3 Ways Yoga Changed My Life
We constantly hear about the health benefits of yoga, but generalities quickly become tangible when a personal story is told. I’d like to share one such story with you today: the story of how yoga changed my life.
I began practicing over four years ago. It started as a New Year’s resolution, and ended as one of the best things I’ve ever done for myself. I could write a report on all the things that yoga has brought to my life, but in the interest of time and space I’ll focus on just three things:
1. Yoga eased the near constant pain in my neck.
When I was in 7th grade I was involved in a serious school bus accident. The accident left me with permanent bone damage and a pinched nerve in my neck. Since the injury occurred, I tried chiropractic care, physical therapy, medicine, and anything else I could think of to ease the pain. But nothing worked – until I began practicing yoga.
Gradually over time, the pain in my neck eased. Today, I’ve found that if I skip a few yoga practice sessions, the pain slowly begins to return. But as soon as I get back on the mat, I can feel the difference.
2. Yoga helped me deal with stress.
I’ve always been wound a little tight. But I never realized how much it affected my body and mind until the stress receded and I could feel a difference. As the saying goes: “sometimes we don’t know what we have until it’s gone.”
After I began practicing yoga, I found a sense of inner calmness and peace that I had never experienced before.
Physically, my headaches lessened, I slept better and I felt much less anxiety in my daily life.
Mentally, my mind didn’t race quite as fast, decisions were easier to make, and I was more apt to stop, notice and enjoy the beauty all around me.
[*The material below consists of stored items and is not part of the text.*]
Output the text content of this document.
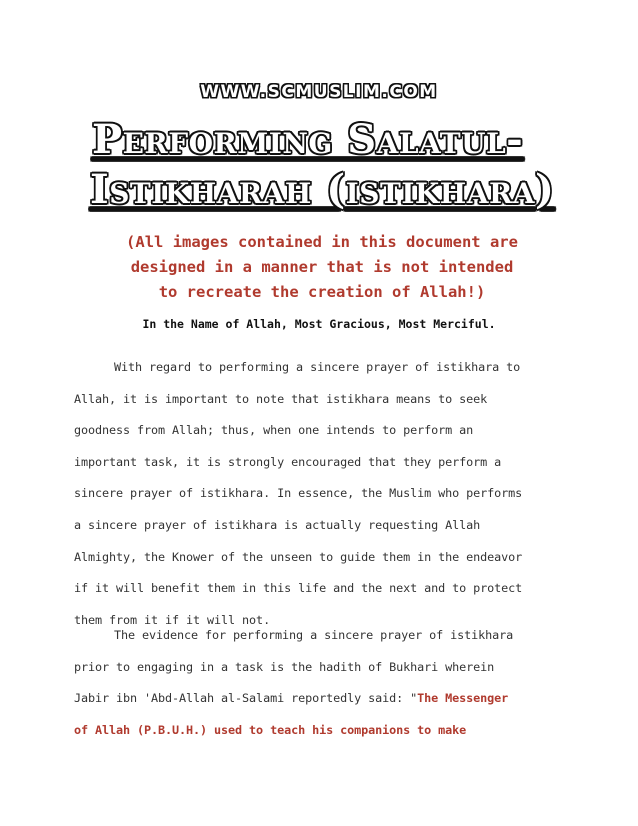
WWW.SCMUSLIM.COM
Performing Salatul-
Istikharah (istikhara)
(All images contained in this document are
designed in a manner that is not intended
to recreate the creation of Allah!)
In the Name of Allah, Most Gracious, Most Merciful.
With regard to performing a sincere prayer of istikhara to
Allah, it is important to note that istikhara means to seek
goodness from Allah; thus, when one intends to perform an
important task, it is strongly encouraged that they perform a
sincere prayer of istikhara. In essence, the Muslim who performs
a sincere prayer of istikhara is actually requesting Allah
Almighty, the Knower of the unseen to guide them in the endeavor
if it will benefit them in this life and the next and to protect
them from it if it will not.
The evidence for performing a sincere prayer of istikhara
prior to engaging in a task is the hadith of Bukhari wherein
Jabir ibn 'Abd-Allah al-Salami reportedly said: "The Messenger
of Allah (P.B.U.H.) used to teach his companions to make
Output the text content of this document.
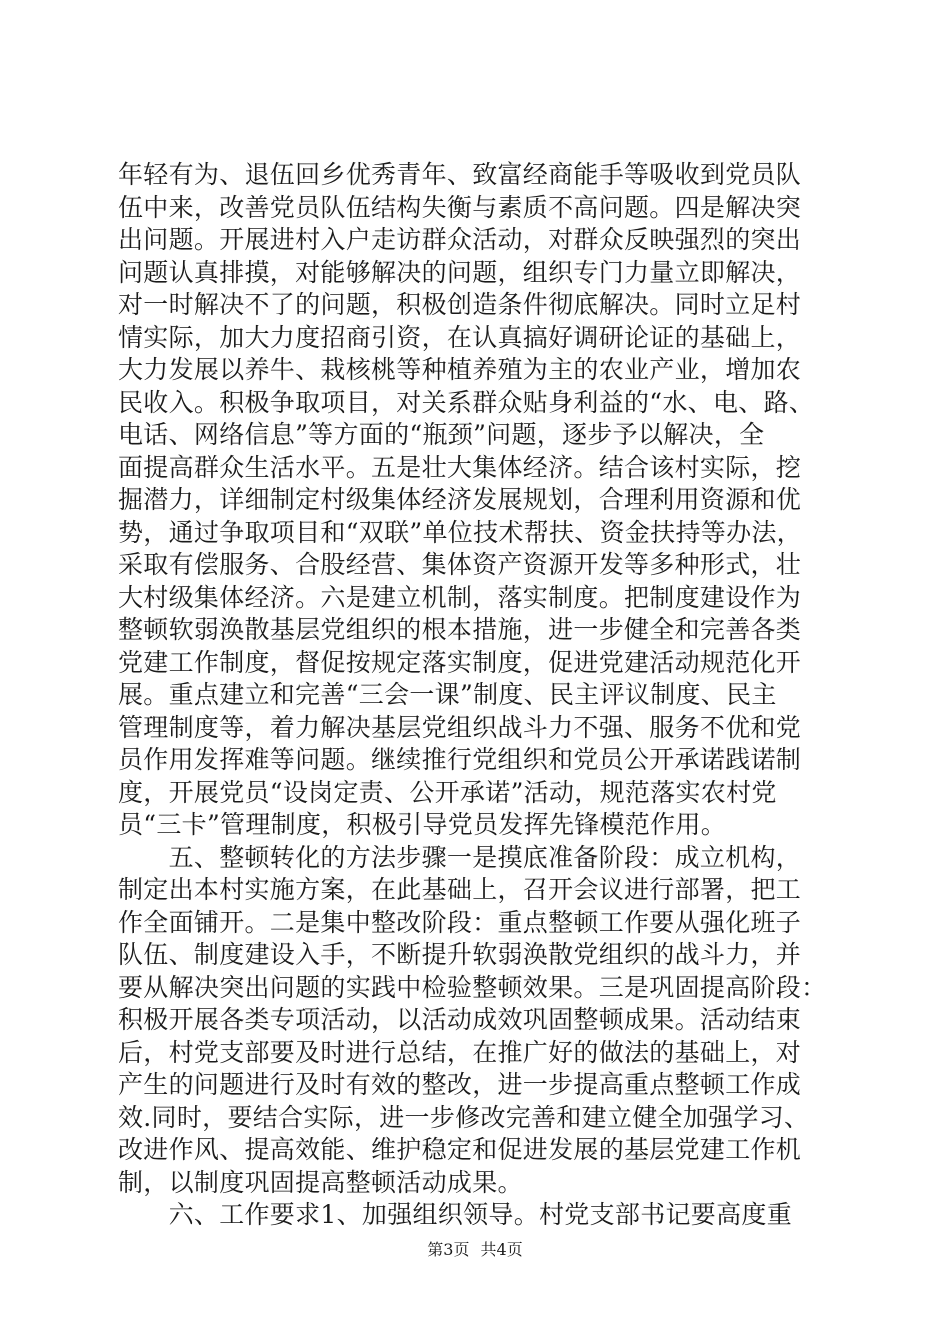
年轻有为、退伍回乡优秀青年、致富经商能手等吸收到党员队
伍中来，改善党员队伍结构失衡与素质不高问题。四是解决突
出问题。开展进村入户走访群众活动，对群众反映强烈的突出
问题认真排摸，对能够解决的问题，组织专门力量立即解决，
对一时解决不了的问题，积极创造条件彻底解决。同时立足村
情实际，加大力度招商引资，在认真搞好调研论证的基础上，
大力发展以养牛、栽核桃等种植养殖为主的农业产业，增加农
民收入。积极争取项目，对关系群众贴身利益的“水、电、路、
电话、网络信息”等方面的“瓶颈”问题，逐步予以解决，全
面提高群众生活水平。五是壮大集体经济。结合该村实际，挖
掘潜力，详细制定村级集体经济发展规划，合理利用资源和优
势，通过争取项目和“双联”单位技术帮扶、资金扶持等办法，
采取有偿服务、合股经营、集体资产资源开发等多种形式，壮
大村级集体经济。六是建立机制，落实制度。把制度建设作为
整顿软弱涣散基层党组织的根本措施，进一步健全和完善各类
党建工作制度，督促按规定落实制度，促进党建活动规范化开
展。重点建立和完善“三会一课”制度、民主评议制度、民主
管理制度等，着力解决基层党组织战斗力不强、服务不优和党
员作用发挥难等问题。继续推行党组织和党员公开承诺践诺制
度，开展党员“设岗定责、公开承诺”活动，规范落实农村党
员“三卡”管理制度，积极引导党员发挥先锋模范作用。
　　五、整顿转化的方法步骤一是摸底准备阶段：成立机构，
制定出本村实施方案，在此基础上，召开会议进行部署，把工
作全面铺开。二是集中整改阶段：重点整顿工作要从强化班子
队伍、制度建设入手，不断提升软弱涣散党组织的战斗力，并
要从解决突出问题的实践中检验整顿效果。三是巩固提高阶段：
积极开展各类专项活动，以活动成效巩固整顿成果。活动结束
后，村党支部要及时进行总结，在推广好的做法的基础上，对
产生的问题进行及时有效的整改，进一步提高重点整顿工作成
效.同时，要结合实际，进一步修改完善和建立健全加强学习、
改进作风、提高效能、维护稳定和促进发展的基层党建工作机
制，以制度巩固提高整顿活动成果。
　　六、工作要求1、加强组织领导。村党支部书记要高度重
第3页 共4页
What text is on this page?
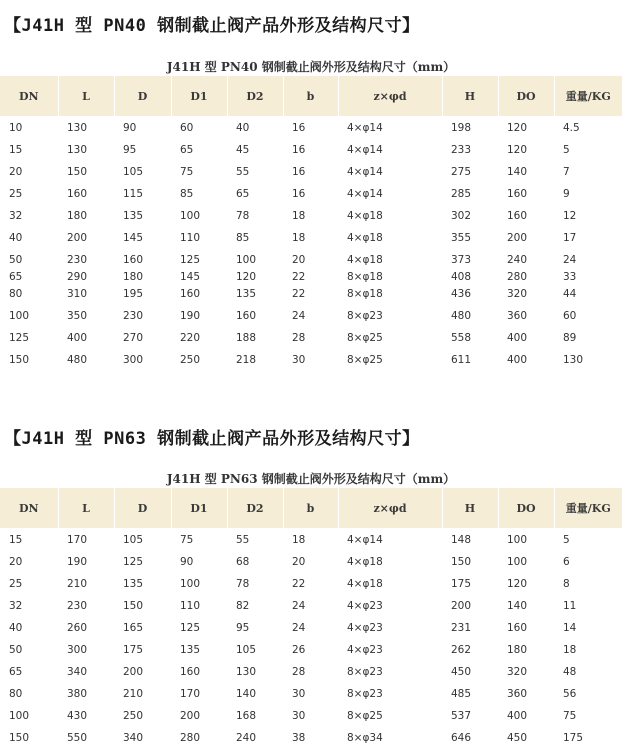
【J41H 型 PN40 钢制截止阀产品外形及结构尺寸】
J41H 型 PN40 钢制截止阀外形及结构尺寸（mm）
DN	L	D	D1	D2	b	z×φd	H	DO	重量/KG
10	130	90	60	40	16	4×φ14	198	120	4.5
15	130	95	65	45	16	4×φ14	233	120	5
20	150	105	75	55	16	4×φ14	275	140	7
25	160	115	85	65	16	4×φ14	285	160	9
32	180	135	100	78	18	4×φ18	302	160	12
40	200	145	110	85	18	4×φ18	355	200	17
50	230	160	125	100	20	4×φ18	373	240	24
65	290	180	145	120	22	8×φ18	408	280	33
80	310	195	160	135	22	8×φ18	436	320	44
100	350	230	190	160	24	8×φ23	480	360	60
125	400	270	220	188	28	8×φ25	558	400	89
150	480	300	250	218	30	8×φ25	611	400	130
【J41H 型 PN63 钢制截止阀产品外形及结构尺寸】
J41H 型 PN63 钢制截止阀外形及结构尺寸（mm）
DN	L	D	D1	D2	b	z×φd	H	DO	重量/KG
15	170	105	75	55	18	4×φ14	148	100	5
20	190	125	90	68	20	4×φ18	150	100	6
25	210	135	100	78	22	4×φ18	175	120	8
32	230	150	110	82	24	4×φ23	200	140	11
40	260	165	125	95	24	4×φ23	231	160	14
50	300	175	135	105	26	4×φ23	262	180	18
65	340	200	160	130	28	8×φ23	450	320	48
80	380	210	170	140	30	8×φ23	485	360	56
100	430	250	200	168	30	8×φ25	537	400	75
150	550	340	280	240	38	8×φ34	646	450	175
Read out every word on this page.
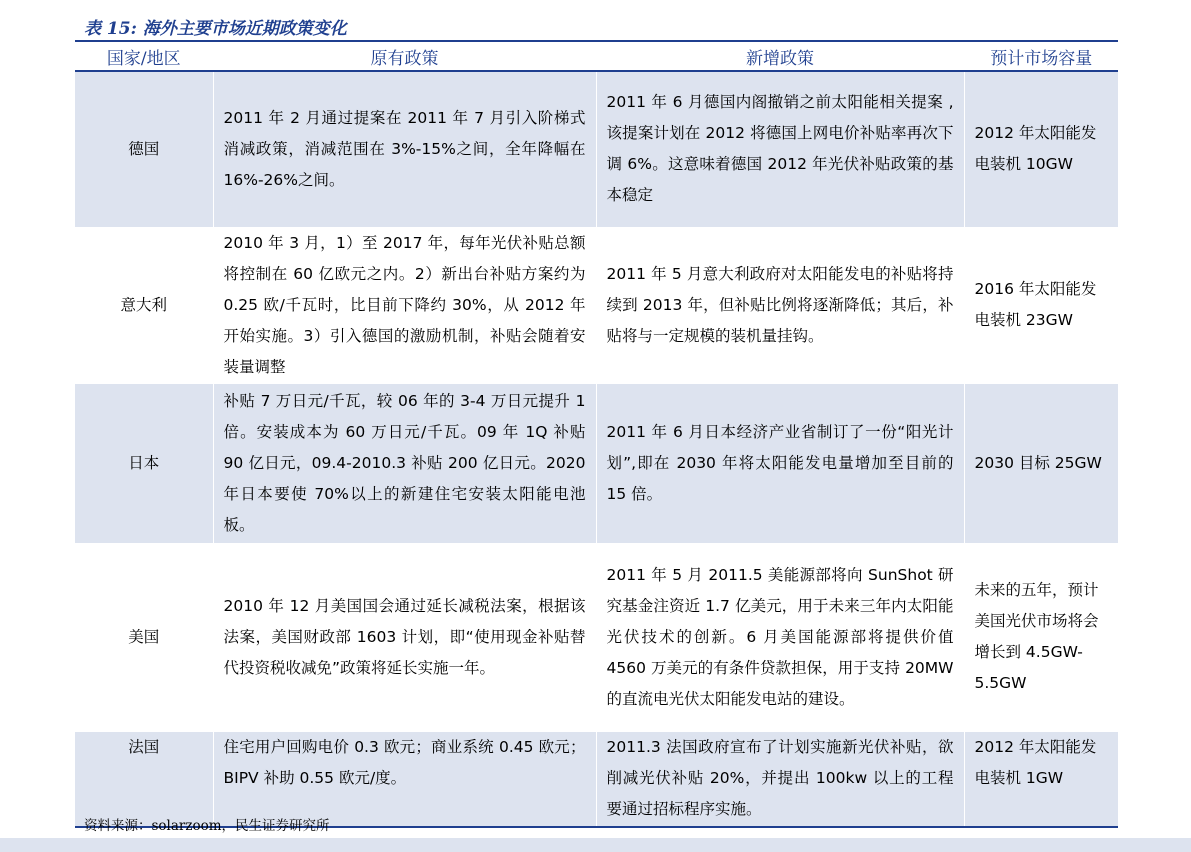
表 15: 海外主要市场近期政策变化
国家/地区	原有政策	新增政策	预计市场容量
德国	2011 年 2 月通过提案在 2011 年 7 月引入阶梯式消减政策，消减范围在 3%-15%之间，全年降幅在 16%-26%之间。	2011 年 6 月德国内阁撤销之前太阳能相关提案 ,该提案计划在 2012 将德国上网电价补贴率再次下调 6%。这意味着德国 2012 年光伏补贴政策的基本稳定	2012 年太阳能发电装机 10GW
意大利	2010 年 3 月，1）至 2017 年，每年光伏补贴总额将控制在 60 亿欧元之内。2）新出台补贴方案约为 0.25 欧/千瓦时，比目前下降约 30%，从 2012 年开始实施。3）引入德国的激励机制，补贴会随着安装量调整	2011 年 5 月意大利政府对太阳能发电的补贴将持续到 2013 年，但补贴比例将逐渐降低；其后，补贴将与一定规模的装机量挂钩。	2016 年太阳能发电装机 23GW
日本	补贴 7 万日元/千瓦，较 06 年的 3-4 万日元提升 1 倍。安装成本为 60 万日元/千瓦。09 年 1Q 补贴 90 亿日元，09.4-2010.3 补贴 200 亿日元。2020 年日本要使 70%以上的新建住宅安装太阳能电池板。	2011 年 6 月日本经济产业省制订了一份“阳光计划”,即在 2030 年将太阳能发电量增加至目前的 15 倍。	2030 目标 25GW
美国	2010 年 12 月美国国会通过延长减税法案，根据该法案，美国财政部 1603 计划，即“使用现金补贴替代投资税收减免”政策将延长实施一年。	2011 年 5 月 2011.5 美能源部将向 SunShot 研究基金注资近 1.7 亿美元，用于未来三年内太阳能光伏技术的创新。6 月美国能源部将提供价值 4560 万美元的有条件贷款担保，用于支持 20MW 的直流电光伏太阳能发电站的建设。	未来的五年，预计美国光伏市场将会增长到 4.5GW-5.5GW
法国	住宅用户回购电价 0.3 欧元；商业系统 0.45 欧元；BIPV 补助 0.55 欧元/度。	2011.3 法国政府宣布了计划实施新光伏补贴，欲削减光伏补贴 20%，并提出 100kw 以上的工程要通过招标程序实施。	2012 年太阳能发电装机 1GW
资料来源：solarzoom，民生证券研究所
In this way yoga has helped me to replace stress with a new kind of calm awareness.
3. Yoga taught me to be patient.
I’ve never been very “sporty.” I joined track in high school but dropped out because I could barely even finish a race. I participated in soccer during middle school, but I spent most of the time on the bench.
At first I was discouraged, but I kept at it and stayed patient with my body. I accepted my own physical limitations and allowed myself to simply enjoy each pose exactly as I could perform it at the present time. Gradually, over years, my body became stronger and more flexible. My sense of balance improved and I was able to hold poses I once thought impossible.
It took me nearly four years of consistent practice to be able to perform full Downward Dog. This little victory was the result of a lot of time and patience.
But in the end I learned a little something extra: having patience is the ability to let go of a desire to get to the end result. Rather than feeling this desire, having patience allows you to enjoy the present moment and not concern yourself with the future.